С трудом я пробился к ней в артистическую. Узкая неуютная комната изнемогала под грудой букетов. Пахло цветами, пахло духами, помадой, румянами, старой мебелью – банкетками, пуфиками и креслами. Порхали улыбки, порхали слова. Я вел себя несколько по-хозяйски, даже сказал одному почитателю, что концертантка утомлена, пора бы ее отпустить на волю.
Она разрешила себя проводить. После триумфа ей было трудно остаться одной, как я и предвидел. Душа ее была переполнена – и музыкой, и хмелем оваций.

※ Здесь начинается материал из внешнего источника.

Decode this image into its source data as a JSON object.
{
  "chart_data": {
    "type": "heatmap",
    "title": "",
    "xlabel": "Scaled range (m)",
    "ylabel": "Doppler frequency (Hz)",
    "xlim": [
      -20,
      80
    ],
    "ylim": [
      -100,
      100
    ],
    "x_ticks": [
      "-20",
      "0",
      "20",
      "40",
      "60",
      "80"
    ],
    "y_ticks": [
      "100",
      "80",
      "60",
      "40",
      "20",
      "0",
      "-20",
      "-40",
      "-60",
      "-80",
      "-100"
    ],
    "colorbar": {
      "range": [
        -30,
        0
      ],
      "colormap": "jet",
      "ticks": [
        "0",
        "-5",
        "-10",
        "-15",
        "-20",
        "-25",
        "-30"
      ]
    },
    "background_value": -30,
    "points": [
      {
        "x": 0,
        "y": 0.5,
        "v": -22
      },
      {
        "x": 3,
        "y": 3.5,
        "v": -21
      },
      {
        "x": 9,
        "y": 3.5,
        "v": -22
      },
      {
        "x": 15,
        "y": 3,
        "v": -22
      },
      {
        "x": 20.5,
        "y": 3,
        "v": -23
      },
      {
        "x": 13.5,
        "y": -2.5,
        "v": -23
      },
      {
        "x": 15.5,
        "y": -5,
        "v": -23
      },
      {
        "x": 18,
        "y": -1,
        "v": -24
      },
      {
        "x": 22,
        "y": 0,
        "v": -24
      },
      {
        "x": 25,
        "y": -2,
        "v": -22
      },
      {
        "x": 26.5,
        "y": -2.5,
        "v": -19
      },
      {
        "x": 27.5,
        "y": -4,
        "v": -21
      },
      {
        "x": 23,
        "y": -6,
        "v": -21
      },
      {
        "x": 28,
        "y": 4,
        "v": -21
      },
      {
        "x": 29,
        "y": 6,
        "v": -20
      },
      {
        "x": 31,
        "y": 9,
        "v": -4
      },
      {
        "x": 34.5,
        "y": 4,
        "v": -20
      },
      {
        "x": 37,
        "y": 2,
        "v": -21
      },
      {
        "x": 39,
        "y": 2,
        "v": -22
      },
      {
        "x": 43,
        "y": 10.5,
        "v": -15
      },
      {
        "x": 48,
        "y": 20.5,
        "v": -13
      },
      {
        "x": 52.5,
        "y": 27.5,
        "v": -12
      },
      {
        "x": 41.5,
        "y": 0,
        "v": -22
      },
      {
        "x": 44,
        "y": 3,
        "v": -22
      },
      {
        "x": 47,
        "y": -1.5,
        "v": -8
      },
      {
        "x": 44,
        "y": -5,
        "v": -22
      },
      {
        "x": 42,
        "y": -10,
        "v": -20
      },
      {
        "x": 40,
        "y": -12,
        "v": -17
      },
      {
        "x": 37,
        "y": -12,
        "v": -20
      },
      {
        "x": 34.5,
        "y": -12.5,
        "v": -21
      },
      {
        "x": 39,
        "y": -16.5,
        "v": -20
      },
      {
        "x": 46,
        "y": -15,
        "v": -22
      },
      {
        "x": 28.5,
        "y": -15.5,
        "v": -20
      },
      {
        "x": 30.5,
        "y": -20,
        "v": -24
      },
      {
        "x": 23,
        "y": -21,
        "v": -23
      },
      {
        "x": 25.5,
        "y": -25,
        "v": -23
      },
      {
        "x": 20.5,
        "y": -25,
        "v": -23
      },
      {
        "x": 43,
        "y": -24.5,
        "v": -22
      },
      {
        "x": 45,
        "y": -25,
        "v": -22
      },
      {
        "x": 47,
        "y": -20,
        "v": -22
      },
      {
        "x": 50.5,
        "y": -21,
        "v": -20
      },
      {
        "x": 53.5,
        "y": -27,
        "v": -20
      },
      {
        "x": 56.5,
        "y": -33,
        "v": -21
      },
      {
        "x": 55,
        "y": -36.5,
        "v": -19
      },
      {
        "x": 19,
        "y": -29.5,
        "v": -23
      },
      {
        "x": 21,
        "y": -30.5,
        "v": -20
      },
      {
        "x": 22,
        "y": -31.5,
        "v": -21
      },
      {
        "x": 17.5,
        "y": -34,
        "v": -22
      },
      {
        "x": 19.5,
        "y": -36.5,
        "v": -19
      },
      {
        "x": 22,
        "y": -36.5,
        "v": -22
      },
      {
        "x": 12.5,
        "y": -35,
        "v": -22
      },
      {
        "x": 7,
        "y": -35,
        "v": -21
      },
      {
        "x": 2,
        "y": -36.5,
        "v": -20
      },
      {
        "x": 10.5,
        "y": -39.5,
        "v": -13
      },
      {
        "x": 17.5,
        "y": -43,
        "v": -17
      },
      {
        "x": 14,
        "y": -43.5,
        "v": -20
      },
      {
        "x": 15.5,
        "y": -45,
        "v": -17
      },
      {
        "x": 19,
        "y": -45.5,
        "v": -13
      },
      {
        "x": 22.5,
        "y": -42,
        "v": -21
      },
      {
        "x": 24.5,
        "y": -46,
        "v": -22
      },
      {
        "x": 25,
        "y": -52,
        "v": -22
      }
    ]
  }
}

Ей нужно было все это выплеснуть, мое присутствие было кстати.
Она предложила мне поужинать. Я молча покачал головой. Она приготовила кофе с ликером. Я взял чашечку, не проронив ни звука. Она спросила, почему я молчу. Я вздохнул. Она мне тихо напомнила чье-то неглупое изречение: «Молчание – опасная бездна». Я призвал на помощь Марину Цветаеву:
– «Вы думаете, любовь – беседовать через столик?»
– Ах, так дело дошло до любви? – осведомилась Сирануш.
Я сказал, что этой насмешки я ждал. Но приму ее спокойно и кротко. Я не выпрашиваю любви. Недаром другой поэт написал: «Я сам люблю, и мне довольно».
Она пожала хрупкими плечиками:
– Очень жаль, если этого вам довольно.
Только это и надо мне было услышать. Я барсом ринулся на Сирануш, чашечка с недопитым кофе свалилась на шекинский ковер. На нем же мы спалили мосты и исполнили увертюру.
Ночь эта не была истребительной, вальпургиевой, дерзновенно вакхической, и все же она осталась памятной, не затерявшейся среди прочих. Было особое очарование в том, как она струилась в объятиях, легкий прохладный ручеек, не иссякавший при всей своей щедрости. Не скрою, я был весьма утешен таким слияньем струны и смычка. Она оказалась похвально отзывчива – мне было даровано право на поиск и право на свободный полет.